With their tongues out, laughing in the face of their opponents, Michigan just put the nation on watch: How the Wolverines became the nation’s hottest team


This 2017-2018 Michigan team is unlike any other John Beilein lead team before it.

They’re playing with a ton of emotion while playing elite defense.

After ripping off five Big Ten wins to cap off the regular season, the Maize and Blue looked primed heading into the Big Ten Tournament.

They were.

While in the tournament, Michigan’s closest game was their first, a 77-71 overtime win over Iowa. While shooting only 16 percent from 3, the Wolverines were able to pull the game out. This may have been a death note to former Michigan teams, but not this one. Their defense is great enough to keep them into games when almost no shots are falling.

Their quarterfinal matchup was with Nebraska, who handed Michigan a 20-point loss in the regular season. Lead by Muhammad-Ali Abdur-Rahkman and Moe Wagner’s combined 41 points, the Cornhuskers fell victim to the hottest team in the nation, only scoring 58 points.

In Michigan’s semifinal game against Michigan State is when their swagger was most apparent. Watch Charles Matthews laugh in the face of Ward:

This game more than any was a testament to Michigan’s defense. MSU averages 81 points per game, but the Wolverines held them to only 64 points. Michigan State forward Nick Ward had only 6 points, and Izzo could only afford to play him for 10 minutes. While part of his benching could be tied to him picking up a technical, which shows moreover Michigan’s swagger was getting under their skin, the most likely scenario was that Ward was bringing almost nothing to the Spartans offense. This is a credit to Wagner

Playing Purdue for the third time this year was a tad scary, but Michigan made great strides as a team since their last loss against the Boilermakers. The biggest improvement was containing everyone not named Isaac Haas. Head Coach John Beilein wanted to play Purdue center Isaac Haas straight up, as opposed to doubling him and letting their shooters knock down threes. The Boilermakers average even more points per game than the Michigan State Spartans, at 81.1 PPG, and Michigan held them to only 66 points.

It seems that almost all the questions that people had for this team at the beginning of the year have been answered:

What is going?to happen?with the point guard situation?
Zavier Simpson has turned into an extremely good point guard. He doesn’t turn the ball over, has great vision, and he consistently locks up opposing guards. See Cassius Winston (3-10) in the B1G Tournament semis, and Carsen Edwards (4-16) in the B1G Tournament finals. Jaaron Simmons has seemed to cement himself as the back up point guard, as we haven’t seen Eli Brooks in a while.

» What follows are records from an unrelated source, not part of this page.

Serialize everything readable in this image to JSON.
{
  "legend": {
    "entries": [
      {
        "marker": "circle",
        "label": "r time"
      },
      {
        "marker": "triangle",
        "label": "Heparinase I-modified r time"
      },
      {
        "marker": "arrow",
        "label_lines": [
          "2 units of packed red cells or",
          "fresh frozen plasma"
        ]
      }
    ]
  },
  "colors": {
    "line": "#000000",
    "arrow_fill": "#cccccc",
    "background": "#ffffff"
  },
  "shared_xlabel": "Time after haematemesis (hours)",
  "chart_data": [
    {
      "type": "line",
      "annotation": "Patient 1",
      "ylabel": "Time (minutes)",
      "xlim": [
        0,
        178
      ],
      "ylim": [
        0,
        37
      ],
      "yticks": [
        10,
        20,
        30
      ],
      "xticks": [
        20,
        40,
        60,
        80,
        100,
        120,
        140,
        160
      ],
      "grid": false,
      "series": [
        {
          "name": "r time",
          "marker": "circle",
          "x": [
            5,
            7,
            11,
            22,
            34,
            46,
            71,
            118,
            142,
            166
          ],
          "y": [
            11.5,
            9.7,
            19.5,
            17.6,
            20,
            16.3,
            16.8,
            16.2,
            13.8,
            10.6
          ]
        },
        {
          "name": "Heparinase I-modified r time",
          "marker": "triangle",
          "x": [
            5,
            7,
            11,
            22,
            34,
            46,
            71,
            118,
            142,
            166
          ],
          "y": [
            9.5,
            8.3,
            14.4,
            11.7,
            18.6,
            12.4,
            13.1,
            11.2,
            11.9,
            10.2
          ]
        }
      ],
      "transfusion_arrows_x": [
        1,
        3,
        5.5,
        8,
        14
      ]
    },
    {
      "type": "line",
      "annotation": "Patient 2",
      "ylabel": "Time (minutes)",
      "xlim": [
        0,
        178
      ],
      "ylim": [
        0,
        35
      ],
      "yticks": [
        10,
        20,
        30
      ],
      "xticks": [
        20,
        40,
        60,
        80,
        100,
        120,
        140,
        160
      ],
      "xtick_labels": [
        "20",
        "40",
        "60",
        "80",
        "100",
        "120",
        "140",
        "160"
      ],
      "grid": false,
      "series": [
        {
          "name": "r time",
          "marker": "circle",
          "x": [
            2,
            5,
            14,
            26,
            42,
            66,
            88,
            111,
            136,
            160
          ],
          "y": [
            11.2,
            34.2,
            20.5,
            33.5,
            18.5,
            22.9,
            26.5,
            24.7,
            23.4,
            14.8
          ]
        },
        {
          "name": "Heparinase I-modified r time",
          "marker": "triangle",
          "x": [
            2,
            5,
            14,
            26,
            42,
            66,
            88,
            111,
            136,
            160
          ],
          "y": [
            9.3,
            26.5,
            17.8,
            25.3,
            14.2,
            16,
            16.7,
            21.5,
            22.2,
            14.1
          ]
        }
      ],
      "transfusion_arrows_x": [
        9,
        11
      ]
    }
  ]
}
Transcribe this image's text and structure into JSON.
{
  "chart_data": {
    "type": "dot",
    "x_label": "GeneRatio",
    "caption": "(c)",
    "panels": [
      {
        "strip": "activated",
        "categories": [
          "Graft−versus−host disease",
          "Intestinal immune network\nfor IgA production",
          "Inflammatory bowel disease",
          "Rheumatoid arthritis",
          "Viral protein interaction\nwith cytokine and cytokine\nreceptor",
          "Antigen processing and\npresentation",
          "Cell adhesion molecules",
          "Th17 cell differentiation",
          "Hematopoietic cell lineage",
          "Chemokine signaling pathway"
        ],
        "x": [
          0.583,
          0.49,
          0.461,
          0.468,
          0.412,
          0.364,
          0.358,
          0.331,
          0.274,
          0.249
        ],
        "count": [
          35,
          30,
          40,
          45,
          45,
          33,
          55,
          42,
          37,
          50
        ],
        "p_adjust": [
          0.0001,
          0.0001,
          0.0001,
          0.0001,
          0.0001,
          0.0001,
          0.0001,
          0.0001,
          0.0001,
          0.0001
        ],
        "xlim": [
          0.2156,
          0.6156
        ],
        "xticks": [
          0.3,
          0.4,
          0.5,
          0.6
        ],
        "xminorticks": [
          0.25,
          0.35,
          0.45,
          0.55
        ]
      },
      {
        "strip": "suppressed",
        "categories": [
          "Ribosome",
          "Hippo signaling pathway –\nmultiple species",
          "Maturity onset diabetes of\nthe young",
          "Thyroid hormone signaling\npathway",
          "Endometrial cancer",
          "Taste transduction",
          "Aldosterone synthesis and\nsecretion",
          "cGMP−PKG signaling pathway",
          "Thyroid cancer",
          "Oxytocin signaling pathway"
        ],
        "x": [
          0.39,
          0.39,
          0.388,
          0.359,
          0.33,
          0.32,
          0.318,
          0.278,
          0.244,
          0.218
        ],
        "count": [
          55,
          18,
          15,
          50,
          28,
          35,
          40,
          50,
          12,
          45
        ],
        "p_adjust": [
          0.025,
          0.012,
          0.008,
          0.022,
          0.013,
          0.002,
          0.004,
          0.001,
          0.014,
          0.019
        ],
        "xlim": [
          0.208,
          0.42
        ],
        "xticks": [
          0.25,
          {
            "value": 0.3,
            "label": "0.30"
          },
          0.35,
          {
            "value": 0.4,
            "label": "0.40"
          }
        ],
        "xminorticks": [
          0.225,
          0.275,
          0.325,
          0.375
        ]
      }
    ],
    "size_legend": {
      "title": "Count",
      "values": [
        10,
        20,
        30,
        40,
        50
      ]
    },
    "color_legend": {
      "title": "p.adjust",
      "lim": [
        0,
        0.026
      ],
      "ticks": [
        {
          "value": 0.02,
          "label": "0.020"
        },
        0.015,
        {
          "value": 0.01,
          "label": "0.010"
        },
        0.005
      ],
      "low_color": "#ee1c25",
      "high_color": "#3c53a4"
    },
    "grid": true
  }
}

How will Charles Matthews fit in?

Great. Fans may give him a hard time for some bone-headed turnovers and bad offensive performances, but he has been a great on the boards and defensively. Matthews’ athleticism brings so much to this team. For all the people calling for Jordan Poole to get all of Matthews’ minutes, really watch him on the defensive end – no shade to Jordan Poole, the kid is a walking bucket.

Who will step up for Derrick Walton, Zak Irvin, and DJ Wilson?

The answer is everybody. Zavier Simpson has improved, Charles Matthews plugged in, Moe Wagner took the star role, Isaiah Livers broke into the starting lineup, MAAR has turned it up, Jordan Poole found his role on the team, Jon Teske has become a legitimate center, and Duncan Robinson has found his home as a sixth man.

This Michigan team has been on fire as of late, and they seem to be peaking at the perfect time. With a great well-rounded team, the Wolverines will be looking to make a deep?run in the NCAA Tourney.